ECLI:NL:RBZWB:2022:122

Rechtbank Zeeland-West-Brabant

Datum uitspraak
12 januari 2022
Publicatiedatum
12 januari 2022
Zaaknummer
19/6765
Instantie
Rechtbank Zeeland-West-Brabant
Type
Uitspraak
Procedures
  • Eerste aanleg - enkelvoudig
Rechters
Vindplaatsen
  • Rechtspraak.nl
AI samenvatting door LexboostAutomatisch gegenereerd

Beroep tegen vastgestelde WOZ-waarde van onroerende zaak en proceskostenvergoeding

In deze zaak heeft de Rechtbank Zeeland-West-Brabant op 12 januari 2022 uitspraak gedaan in een geschil tussen een belanghebbende en de heffingsambtenaar van de gemeente Hilvarenbeek over de vastgestelde WOZ-waarde van een woning. De heffingsambtenaar had de WOZ-waarde van de woning aan de [adres 1] te [woonplaats] vastgesteld op € 613.000,- voor het kalenderjaar 2019. De belanghebbende, eigenaar van de woning, heeft bezwaar gemaakt tegen deze vaststelling, waarna de heffingsambtenaar het bezwaar ongegrond verklaarde. Hierop heeft de belanghebbende beroep ingesteld bij de rechtbank.

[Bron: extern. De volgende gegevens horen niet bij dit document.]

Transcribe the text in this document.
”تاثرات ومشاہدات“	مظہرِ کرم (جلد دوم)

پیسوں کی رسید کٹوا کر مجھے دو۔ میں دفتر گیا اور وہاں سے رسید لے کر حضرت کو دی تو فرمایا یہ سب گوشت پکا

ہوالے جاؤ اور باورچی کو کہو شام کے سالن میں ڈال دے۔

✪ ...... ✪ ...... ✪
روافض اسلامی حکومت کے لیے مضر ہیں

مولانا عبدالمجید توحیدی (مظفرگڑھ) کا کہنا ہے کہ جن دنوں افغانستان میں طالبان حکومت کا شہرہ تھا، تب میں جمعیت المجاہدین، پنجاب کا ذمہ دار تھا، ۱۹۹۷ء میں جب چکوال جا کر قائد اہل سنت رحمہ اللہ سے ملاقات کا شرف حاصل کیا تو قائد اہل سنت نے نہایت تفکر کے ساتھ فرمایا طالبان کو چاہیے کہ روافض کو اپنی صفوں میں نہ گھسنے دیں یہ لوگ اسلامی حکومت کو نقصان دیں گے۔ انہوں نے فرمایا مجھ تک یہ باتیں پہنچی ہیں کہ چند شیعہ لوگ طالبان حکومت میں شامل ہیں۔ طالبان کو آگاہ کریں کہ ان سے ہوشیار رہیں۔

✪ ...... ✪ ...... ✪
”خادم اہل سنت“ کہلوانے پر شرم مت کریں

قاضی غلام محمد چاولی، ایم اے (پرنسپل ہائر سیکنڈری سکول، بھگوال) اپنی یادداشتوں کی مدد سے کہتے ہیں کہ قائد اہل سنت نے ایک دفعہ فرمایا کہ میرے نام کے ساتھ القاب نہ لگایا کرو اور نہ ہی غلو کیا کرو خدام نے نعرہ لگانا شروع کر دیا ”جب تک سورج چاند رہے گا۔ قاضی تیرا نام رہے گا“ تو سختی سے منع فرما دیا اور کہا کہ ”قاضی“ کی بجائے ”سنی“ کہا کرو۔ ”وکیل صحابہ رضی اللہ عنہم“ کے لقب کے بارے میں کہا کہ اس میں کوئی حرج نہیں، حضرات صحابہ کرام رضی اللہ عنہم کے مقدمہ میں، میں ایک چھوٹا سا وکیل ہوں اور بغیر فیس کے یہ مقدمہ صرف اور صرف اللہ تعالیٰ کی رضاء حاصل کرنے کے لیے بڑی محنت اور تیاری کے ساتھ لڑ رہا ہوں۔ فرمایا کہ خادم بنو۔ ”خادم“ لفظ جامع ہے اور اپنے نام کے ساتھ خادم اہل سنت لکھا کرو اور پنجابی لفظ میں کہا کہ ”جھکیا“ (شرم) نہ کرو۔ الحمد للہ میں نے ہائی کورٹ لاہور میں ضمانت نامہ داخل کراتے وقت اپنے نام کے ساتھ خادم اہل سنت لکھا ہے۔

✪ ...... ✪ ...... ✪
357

De rechtbank heeft de zaak behandeld op zittingen in juni en december 2021. Tijdens deze zittingen zijn verschillende argumenten naar voren gebracht door de belanghebbende, waaronder dat de WOZ-waarde te hoog was vastgesteld en dat de heffingsambtenaar onzorgvuldig te werk was gegaan bij het bepalen van de waarde. De rechtbank heeft vastgesteld dat de heffingsambtenaar onvoldoende aannemelijk heeft gemaakt dat de WOZ-waarde niet te hoog was vastgesteld. De rechtbank heeft ook geoordeeld dat de belanghebbende haar voorgestane waarde niet voldoende heeft onderbouwd.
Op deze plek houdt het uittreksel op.